You can replace the text in the predict_sentiment function with a review entered by you to illustrate how the model classifies reviews as positive or negative.

In [None]:
def predict_sentiment(text):
    cleaned = clean_text(text)
    vectorized = vectorizer.transform([cleaned])
    prediction = model.predict(vectorized)[0]
    return "Positive" if prediction == 1 else "Negative"

predict_sentiment("We were left waiting for so long.")

# **Insights: Discovering Trends in Reviews**

## Most Frequently Occuring Positive and Negative Words

These are the top keywords that appear to drive positive and negative sentiment. These can heavily inform business strategy.


In [None]:
feature_names = vectorizer.get_feature_names_out()
coefficients = model.coef_[0]

coef_df = pd.DataFrame({
    'word': feature_names,
    'coefficient': coefficients
})

top_pos = coef_df.sort_values(by='coefficient', ascending=False).head(40)
top_neg = coef_df.sort_values(by='coefficient').head(40)

top_words = pd.concat([top_pos, top_neg])
top_words['sentiment'] = ['Positive'] * 40 + ['Negative'] * 40

plt.figure(figsize=(8, 12))
sns.barplot(data=top_words, x='coefficient', y='word', hue='sentiment',
            palette={'Positive': 'green', 'Negative': 'red'})
plt.axvline(0, color='black', linewidth=0.5)
plt.title("Top 20 Words Influencing Sentiment Prediction")
plt.xlabel("Model Coefficient")
plt.ylabel("Word")
plt.tight_layout()
plt.show()

# **SHAP Values**

SHAP values indicate the influence that a keyword has on the model's outcome.
>**Positive SHAP Value**: The feature pushes the model’s prediction towards the positive class.
>
>**Negative SHAP Value**: The feature pushes the model’s prediction towards the negative class.

In [None]:
X_test_tfidf = vectorizer.transform(X_test[:100])
explainer = shap.Explainer(model, X_test_tfidf)
shap_values = explainer(X_test_tfidf)

shap.summary_plot(shap_values, X_test_tfidf, feature_names=vectorizer.get_feature_names_out(), show=True)
coefficients = model.coef_[0]
top_idx = np.argsort(np.abs(coefficients))[-40:]
top_words = [(vectorizer.get_feature_names_out()[i], coefficients[i]) for i in reversed(top_idx)]

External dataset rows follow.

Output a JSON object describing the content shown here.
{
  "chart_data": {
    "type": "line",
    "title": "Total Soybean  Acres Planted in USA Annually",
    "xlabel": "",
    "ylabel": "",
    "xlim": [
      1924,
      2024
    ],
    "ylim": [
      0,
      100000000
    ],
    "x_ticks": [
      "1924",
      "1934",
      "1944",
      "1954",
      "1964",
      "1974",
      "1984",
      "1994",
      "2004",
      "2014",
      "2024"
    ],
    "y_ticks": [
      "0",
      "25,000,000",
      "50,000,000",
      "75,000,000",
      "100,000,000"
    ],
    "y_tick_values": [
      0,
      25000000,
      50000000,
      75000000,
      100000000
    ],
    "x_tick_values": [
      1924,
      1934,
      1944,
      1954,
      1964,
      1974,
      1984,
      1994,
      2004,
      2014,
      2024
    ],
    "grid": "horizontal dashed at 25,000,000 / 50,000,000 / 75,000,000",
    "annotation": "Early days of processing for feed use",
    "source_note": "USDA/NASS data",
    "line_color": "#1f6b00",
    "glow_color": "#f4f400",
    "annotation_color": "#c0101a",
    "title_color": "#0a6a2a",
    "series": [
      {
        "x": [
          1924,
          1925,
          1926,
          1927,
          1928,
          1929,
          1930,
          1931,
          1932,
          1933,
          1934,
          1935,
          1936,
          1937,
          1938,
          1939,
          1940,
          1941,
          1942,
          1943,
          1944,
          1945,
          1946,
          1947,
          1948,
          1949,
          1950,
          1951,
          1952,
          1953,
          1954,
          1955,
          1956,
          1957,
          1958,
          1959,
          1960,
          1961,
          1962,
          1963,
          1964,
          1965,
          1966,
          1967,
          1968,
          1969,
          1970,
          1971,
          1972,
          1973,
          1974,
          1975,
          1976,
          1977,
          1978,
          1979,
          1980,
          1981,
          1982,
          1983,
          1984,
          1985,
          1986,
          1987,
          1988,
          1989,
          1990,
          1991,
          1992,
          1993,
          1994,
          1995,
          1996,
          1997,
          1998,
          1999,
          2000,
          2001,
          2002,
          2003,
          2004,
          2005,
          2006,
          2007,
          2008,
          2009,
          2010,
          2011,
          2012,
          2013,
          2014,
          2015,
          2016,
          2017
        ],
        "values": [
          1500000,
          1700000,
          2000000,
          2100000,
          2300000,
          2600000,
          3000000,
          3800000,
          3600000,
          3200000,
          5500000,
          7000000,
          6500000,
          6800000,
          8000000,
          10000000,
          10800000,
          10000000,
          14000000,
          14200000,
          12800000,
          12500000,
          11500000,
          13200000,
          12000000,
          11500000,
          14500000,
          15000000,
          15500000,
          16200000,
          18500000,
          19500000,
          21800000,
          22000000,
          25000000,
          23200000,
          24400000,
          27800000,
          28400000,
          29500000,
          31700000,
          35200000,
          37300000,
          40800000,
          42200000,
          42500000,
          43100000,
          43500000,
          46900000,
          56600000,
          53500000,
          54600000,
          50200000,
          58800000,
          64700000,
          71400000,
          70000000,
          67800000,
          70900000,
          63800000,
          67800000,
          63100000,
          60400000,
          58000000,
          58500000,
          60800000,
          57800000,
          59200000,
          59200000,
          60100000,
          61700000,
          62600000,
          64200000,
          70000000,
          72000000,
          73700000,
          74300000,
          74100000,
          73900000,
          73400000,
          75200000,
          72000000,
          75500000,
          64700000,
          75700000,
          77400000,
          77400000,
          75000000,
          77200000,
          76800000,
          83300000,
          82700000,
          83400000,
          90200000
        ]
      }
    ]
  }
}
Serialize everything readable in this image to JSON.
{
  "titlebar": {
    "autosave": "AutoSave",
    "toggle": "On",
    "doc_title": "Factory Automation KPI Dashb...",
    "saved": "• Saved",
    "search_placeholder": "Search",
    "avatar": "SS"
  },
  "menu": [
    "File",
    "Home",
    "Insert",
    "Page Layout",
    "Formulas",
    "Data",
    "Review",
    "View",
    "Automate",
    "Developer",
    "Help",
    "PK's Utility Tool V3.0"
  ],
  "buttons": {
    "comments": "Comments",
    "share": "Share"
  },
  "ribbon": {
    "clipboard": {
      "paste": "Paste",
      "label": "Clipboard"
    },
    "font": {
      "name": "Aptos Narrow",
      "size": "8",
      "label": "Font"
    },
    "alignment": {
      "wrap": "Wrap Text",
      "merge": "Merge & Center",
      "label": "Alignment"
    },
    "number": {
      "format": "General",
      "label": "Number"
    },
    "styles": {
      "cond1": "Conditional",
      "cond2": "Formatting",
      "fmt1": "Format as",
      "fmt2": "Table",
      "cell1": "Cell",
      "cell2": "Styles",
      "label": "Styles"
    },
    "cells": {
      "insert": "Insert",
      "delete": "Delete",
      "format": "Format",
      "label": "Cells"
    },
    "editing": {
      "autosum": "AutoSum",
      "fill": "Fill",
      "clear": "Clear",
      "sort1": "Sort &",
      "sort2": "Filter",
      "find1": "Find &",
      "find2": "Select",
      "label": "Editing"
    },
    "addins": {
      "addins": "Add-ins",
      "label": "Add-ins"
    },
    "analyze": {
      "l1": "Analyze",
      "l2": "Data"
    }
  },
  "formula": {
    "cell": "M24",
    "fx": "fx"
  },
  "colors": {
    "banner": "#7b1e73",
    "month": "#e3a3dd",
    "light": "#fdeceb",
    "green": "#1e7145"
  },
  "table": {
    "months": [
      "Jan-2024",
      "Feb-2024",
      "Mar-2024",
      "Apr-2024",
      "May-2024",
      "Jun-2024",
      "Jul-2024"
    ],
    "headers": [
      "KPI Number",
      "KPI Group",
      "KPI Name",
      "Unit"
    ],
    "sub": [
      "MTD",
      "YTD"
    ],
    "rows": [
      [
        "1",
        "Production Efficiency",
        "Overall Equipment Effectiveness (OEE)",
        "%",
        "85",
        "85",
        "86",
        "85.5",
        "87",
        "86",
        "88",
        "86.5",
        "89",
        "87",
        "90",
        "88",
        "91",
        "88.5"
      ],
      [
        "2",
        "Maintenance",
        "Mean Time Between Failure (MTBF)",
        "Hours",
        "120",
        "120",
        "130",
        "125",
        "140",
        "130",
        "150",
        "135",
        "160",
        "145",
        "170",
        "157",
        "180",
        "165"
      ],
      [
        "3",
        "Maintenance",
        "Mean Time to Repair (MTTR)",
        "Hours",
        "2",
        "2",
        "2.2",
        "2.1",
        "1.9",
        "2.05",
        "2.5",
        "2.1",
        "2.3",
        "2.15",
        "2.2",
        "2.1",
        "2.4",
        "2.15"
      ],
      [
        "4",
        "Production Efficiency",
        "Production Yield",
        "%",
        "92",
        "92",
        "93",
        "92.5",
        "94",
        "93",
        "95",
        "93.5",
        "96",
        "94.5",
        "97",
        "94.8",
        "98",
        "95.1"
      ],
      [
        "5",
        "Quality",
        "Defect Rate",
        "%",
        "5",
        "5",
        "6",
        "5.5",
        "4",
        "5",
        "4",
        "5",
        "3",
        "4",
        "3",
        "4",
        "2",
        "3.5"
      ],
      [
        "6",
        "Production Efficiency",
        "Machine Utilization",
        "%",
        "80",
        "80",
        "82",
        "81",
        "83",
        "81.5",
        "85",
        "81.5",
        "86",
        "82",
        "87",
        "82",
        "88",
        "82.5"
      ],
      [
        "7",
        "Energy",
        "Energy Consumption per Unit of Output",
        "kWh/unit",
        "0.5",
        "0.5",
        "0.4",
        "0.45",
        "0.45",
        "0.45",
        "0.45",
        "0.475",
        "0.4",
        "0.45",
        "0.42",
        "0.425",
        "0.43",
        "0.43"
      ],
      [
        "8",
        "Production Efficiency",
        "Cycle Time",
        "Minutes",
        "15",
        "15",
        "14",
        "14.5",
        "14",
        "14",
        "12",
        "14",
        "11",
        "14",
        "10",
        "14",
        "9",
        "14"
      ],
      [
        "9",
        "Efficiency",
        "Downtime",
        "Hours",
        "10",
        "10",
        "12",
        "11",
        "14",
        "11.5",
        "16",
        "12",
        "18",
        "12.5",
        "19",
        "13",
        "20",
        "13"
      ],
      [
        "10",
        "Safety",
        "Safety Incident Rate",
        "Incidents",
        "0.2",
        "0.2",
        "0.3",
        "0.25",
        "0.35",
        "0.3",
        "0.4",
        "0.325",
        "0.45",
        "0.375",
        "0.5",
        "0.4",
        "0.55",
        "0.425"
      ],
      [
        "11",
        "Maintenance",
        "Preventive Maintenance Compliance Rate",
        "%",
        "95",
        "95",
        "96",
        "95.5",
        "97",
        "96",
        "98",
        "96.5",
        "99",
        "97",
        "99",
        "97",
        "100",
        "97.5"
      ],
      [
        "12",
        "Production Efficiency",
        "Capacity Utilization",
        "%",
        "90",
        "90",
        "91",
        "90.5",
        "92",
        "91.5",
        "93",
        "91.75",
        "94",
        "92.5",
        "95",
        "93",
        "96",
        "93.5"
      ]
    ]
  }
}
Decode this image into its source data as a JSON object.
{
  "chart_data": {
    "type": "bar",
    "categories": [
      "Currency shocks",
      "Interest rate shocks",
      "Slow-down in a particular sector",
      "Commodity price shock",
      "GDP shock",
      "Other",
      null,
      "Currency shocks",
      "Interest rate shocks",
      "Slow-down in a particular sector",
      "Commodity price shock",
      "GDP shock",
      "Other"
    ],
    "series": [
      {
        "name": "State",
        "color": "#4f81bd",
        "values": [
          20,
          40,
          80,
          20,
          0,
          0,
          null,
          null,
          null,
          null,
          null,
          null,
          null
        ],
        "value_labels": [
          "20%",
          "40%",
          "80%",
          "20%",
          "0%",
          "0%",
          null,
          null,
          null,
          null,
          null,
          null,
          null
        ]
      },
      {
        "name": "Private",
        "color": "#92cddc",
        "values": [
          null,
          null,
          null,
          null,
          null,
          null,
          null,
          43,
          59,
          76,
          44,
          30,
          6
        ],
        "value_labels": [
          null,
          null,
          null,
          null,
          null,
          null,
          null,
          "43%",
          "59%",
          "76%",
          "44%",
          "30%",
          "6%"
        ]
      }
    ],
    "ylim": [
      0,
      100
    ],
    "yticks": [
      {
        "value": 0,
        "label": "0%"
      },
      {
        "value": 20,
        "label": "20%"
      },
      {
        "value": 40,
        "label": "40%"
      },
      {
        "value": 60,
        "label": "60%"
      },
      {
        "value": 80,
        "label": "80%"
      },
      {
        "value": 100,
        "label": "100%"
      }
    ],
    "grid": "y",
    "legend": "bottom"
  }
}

## Top words influencing predictions

In [None]:
for word, coef in top_words:
    print(f"{word}: {coef:.3f} ({'Positive' if coef > 0 else 'Negative'})")

#**Key Results and Recommendations**

**Strategic Recommendations**

* **Improve Consistency in Service Quality**
The presence of words like “rude” and “unfortunately” points to inconsistent or disappointing service interactions. Implement customer service training and real-time feedback mechanisms to ensure consistently positive experiences.

* **Prioritize Food Quality and Taste**:
Words like “bland,” “tasteless,” and “gross” indicate dissatisfaction with food preparation. Standardize food preparation procedures and monitor kitchen performance closely to maintain taste and quality.

* **Leverage Positive Themes in Marketing**:
Highlight top positive sentiment drivers such as “delicious,” “awesome,” “friendly,” and “fantastic” in branding and promotions. Reinforcing these strengths can attract new customers and build loyalty.

* **Monitor and Respond to Negative Trends Early**:
Use sentiment analysis tools to flag reviews containing highly negative keywords (e.g., “awful,” “worst,” “disgusting”) for immediate escalation. This allows the team to respond quickly and mitigate reputational risk.